Depuis que Slumdog Millionaire a été récompensé par plusieurs oscars, tout le monde revendique une participation à ce triomphe, même le Parti du Congrès. La formation politique se targue d’avoir présidé à l’émergence de “l’Inde qui réussit”. Mais l’Inde qui réussit quoi ? Dans le cas de Slumdog Millionaire, la principale contribution de notre pays et de nos partis politiques est d’avoir fourni un environnement authentique et dramatique de pauvreté et de violence en toile de fond du film. Vous appelez ça une réussite ? Et faut-il s’en féliciter ? Avons-nous de quoi être fiers ? Franchement, c’est au-delà du ridicule. Le film n’accuse personne, ne demande de comptes à personne. C’est pour cela que tout le monde est content. Et c’est bien ce qui me dérange. Slumdog Millionaire ne contredit pas le mythe de “l’Inde qui brille” [slogan électoral du BJP, le parti nationaliste hindou, en 2004], bien au contraire. Il se contente de “glamouriser” l’Inde qui ne brille pas. Ce film ne présente pas le même panache, l’humour ou l’aspect politique dont le réalisateur [Danny Boyle] et l’auteur du livre original [Vikas Swarup] témoignent dans leurs autres œuvres. Il ne mérite certainement pas le déchaînement de passion qu’il suscite actuellement. Le scénario est simpliste et les dialogues plus que médiocres, ce qui m’a étonnée car j’avais beaucoup aimé The Full Monty (écrit par le même dialoguiste [Simon Beaufoy]). L’accumulation des stéréotypes, des clichés et de l’horreur font de ce film une version cinématographique d’Alice au pays des merveilles, sauf qu’ici il s’agirait plutôt de “Jamal au pays des horreurs”. Ce film a pour seul effet d’aseptiser la réalité. Les “méchants” qui kidnappent et mutilent les enfants avant de les vendre à des bordels me font penser à Glenn Close dans les 101 Dalmatiens. D’un point de vue politique, le film décontextualise la pauvreté en en faisant un simple accessoire dramatique. La pauvreté est dissociée des pauvres, c’est un paysage, au même titre que le désert, une chaîne de montagnes ou une plage exotique. La pauvreté est traitée comme une fatalité, non comme le fait des hommes.
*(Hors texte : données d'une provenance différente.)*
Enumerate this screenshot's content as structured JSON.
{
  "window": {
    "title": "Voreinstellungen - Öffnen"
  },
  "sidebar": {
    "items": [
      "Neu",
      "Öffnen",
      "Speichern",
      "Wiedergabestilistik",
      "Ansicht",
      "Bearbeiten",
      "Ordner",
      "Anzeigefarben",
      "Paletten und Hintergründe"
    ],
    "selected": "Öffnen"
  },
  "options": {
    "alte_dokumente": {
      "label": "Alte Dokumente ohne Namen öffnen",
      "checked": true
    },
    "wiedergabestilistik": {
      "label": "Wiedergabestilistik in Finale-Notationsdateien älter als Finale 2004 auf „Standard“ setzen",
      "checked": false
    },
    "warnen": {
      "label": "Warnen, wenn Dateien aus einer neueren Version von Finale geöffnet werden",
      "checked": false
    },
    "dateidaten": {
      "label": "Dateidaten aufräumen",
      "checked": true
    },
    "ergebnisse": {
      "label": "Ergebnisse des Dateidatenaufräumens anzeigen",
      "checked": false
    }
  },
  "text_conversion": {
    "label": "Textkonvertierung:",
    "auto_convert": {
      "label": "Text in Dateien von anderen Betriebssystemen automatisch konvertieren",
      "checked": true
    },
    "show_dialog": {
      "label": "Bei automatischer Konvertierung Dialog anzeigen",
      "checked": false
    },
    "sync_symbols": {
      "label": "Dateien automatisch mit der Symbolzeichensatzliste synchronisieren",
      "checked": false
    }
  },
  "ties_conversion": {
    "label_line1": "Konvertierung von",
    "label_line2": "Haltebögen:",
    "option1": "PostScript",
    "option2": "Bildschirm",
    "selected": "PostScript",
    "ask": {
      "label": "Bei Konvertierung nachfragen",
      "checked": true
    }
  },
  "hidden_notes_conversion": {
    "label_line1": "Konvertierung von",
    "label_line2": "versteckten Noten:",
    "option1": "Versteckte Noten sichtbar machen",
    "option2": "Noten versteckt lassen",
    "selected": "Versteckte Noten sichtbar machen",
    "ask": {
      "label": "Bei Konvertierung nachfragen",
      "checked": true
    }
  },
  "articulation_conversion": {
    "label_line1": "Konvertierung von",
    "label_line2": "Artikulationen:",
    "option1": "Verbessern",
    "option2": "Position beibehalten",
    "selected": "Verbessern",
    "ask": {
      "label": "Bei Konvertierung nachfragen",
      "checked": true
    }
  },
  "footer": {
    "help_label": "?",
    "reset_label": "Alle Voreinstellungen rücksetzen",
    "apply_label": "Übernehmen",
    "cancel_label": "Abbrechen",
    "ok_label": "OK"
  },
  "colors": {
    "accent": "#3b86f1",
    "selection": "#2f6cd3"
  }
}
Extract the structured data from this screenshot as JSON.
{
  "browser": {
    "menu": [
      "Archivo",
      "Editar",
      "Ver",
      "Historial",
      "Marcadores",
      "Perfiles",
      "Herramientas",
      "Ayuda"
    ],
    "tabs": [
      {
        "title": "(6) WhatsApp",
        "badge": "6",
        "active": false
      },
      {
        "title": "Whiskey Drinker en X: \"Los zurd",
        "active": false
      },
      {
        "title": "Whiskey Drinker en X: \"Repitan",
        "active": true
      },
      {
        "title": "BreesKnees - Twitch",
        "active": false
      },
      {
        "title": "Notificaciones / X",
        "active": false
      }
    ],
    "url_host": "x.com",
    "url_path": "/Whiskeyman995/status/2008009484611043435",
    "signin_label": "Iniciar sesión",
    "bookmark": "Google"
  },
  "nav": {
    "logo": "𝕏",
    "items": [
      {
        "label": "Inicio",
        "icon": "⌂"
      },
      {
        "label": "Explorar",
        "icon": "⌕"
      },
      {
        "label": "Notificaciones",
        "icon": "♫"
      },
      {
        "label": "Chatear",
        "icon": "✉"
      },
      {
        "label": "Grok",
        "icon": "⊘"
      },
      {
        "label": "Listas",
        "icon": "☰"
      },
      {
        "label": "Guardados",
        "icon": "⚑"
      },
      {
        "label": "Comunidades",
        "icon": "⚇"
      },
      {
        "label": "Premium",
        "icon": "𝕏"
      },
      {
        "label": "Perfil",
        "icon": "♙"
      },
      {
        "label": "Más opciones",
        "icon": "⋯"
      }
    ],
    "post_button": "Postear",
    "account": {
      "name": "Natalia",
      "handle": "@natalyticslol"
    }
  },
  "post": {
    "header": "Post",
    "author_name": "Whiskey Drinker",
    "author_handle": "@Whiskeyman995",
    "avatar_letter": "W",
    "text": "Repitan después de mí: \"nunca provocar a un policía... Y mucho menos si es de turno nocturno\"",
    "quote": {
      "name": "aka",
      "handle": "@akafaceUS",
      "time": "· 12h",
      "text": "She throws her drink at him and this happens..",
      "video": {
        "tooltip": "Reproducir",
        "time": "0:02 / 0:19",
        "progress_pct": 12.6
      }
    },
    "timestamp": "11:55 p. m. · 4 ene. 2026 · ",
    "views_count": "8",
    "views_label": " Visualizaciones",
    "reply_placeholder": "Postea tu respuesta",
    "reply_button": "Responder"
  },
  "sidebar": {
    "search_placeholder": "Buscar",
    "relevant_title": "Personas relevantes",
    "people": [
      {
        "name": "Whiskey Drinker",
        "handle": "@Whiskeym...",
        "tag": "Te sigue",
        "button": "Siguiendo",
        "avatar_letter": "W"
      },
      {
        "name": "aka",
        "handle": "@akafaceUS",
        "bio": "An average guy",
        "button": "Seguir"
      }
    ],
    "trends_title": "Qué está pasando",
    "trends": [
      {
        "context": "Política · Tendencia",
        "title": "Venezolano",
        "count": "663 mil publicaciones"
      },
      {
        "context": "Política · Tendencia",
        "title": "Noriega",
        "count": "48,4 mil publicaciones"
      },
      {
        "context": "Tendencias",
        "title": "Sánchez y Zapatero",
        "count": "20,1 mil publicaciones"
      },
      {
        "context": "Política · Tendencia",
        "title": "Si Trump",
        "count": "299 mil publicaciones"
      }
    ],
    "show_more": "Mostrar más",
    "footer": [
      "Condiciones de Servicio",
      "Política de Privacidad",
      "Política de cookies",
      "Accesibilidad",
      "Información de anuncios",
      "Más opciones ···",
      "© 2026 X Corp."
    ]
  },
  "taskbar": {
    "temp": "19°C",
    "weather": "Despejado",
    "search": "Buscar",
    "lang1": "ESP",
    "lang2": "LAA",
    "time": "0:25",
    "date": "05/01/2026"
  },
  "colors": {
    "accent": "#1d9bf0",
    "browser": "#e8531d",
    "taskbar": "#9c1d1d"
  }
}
Tandis que la caméra se promène volontiers dans les bidonvilles, les créatures qui les peuplent sont sélectionnées avec soin. Choisir [pour les rôles principaux] un homme et une femme portant les marques physiques de leur enfance dans les bidonvilles, les séquelles de la malnutrition, de la violence et des épreuves qu’ils ont pu traverser n’aurait pas donné une affiche suffisamment attrayante. Le réalisateur a donc choisi un top-modèle indien [Freida Pinto] et un jeune Britannique [Dev Patel, qui joue dans la série Skins]. La scène de torture dans le commissariat de police est une insulte à l’intelligence du spectateur. La confiance émanant de ce jeune “chien des bidonvilles”, si manifestement britannique, dépasse largement le policier, si typiquement in­dien, alors que c’est lui qui est censé avoir l’ascendant sur le jeune garçon. La couleur de peau que les deux acteurs ont en commun ne suffit pas à masquer des différences plus profondes. Le problème n’est pas qu’ils soient bons ou mauvais acteurs, c’est une question de ton. C’est comme si les jeunes Noirs des ghettos de Chicago parlaient avec un accent de Yale. Bon nombre de messages sont ainsi brouillés dans le film.

Il ne s’agit pas d’ergoter sur le réalisme de la production, de dire que le film n’aurait pas dû être tourné en anglais ou d’affirmer sottement que des étrangers ne pourront jamais comprendre les mystères de l’Inde. Je pense que beaucoup de réalisateurs indiens tombent dans le même piège. Slumdog Millionaire n’est que la version bon marché du grand rêve capitaliste dans lequel la politique est remplacée par un jeu télévisé : une loterie dans laquelle le rêve d’un seul devient réalité tandis que celui de millions d’autres leur est refusé. Ces derniers se raccrochent à une chimère : travaillez dur, soyez gentils et avec un peu de chance vous pourriez devenir millionnaires. Selon certains spécialistes, le succès du film repose sur le fait que, à l’heure où de plus en plus de riches Occidentaux sont menacés par la misère, les histoires de pauvres qui réussissent sont autant de messages d’espoir auxquels se raccrocher. Voilà une idée terrifiante. L’espoir devrait se fonder sur des choses plus solides.

Cet article me donne à réfléchir!


Une certaine idée de l’Inde – Alberto Moravia

 SAISON INDIENNE

1961, Moravia, Elsa Morante et Pasolini ont fait l’expérience de l’Inde, rencontré Nerhu, visité des temples, traversé en voiture le sous-continent, dormi dans des rest-houses bâties par des Anglais pour des Anglais, eté frappés par la pauvreté.

Un curieux dialogue sert d’introduction à cet ouvrage :

–  « Donc, tu es allé en Inde. C’était bien?

         – Non.

         – Tu t’es ennuyé?

        –  Non plus.

      –  Que t’est-il arrivé là-bas?

      – J’ai fait une expérience .

       – Laquelle?

        –  L’expérience de l’Inde.

        –  C’est à dire?

        –  Comment t’expliquer? L Inde c’est l’Inde… »

Cette entrée en matière étonnante me faisait craindre une lecture sybilline. D’autant plus que quelques lignes plus tard il affirmait :

« L’Inde c’est le contraire de l’Europe » […]Disons que l’Inde c’est le pays de la religion. »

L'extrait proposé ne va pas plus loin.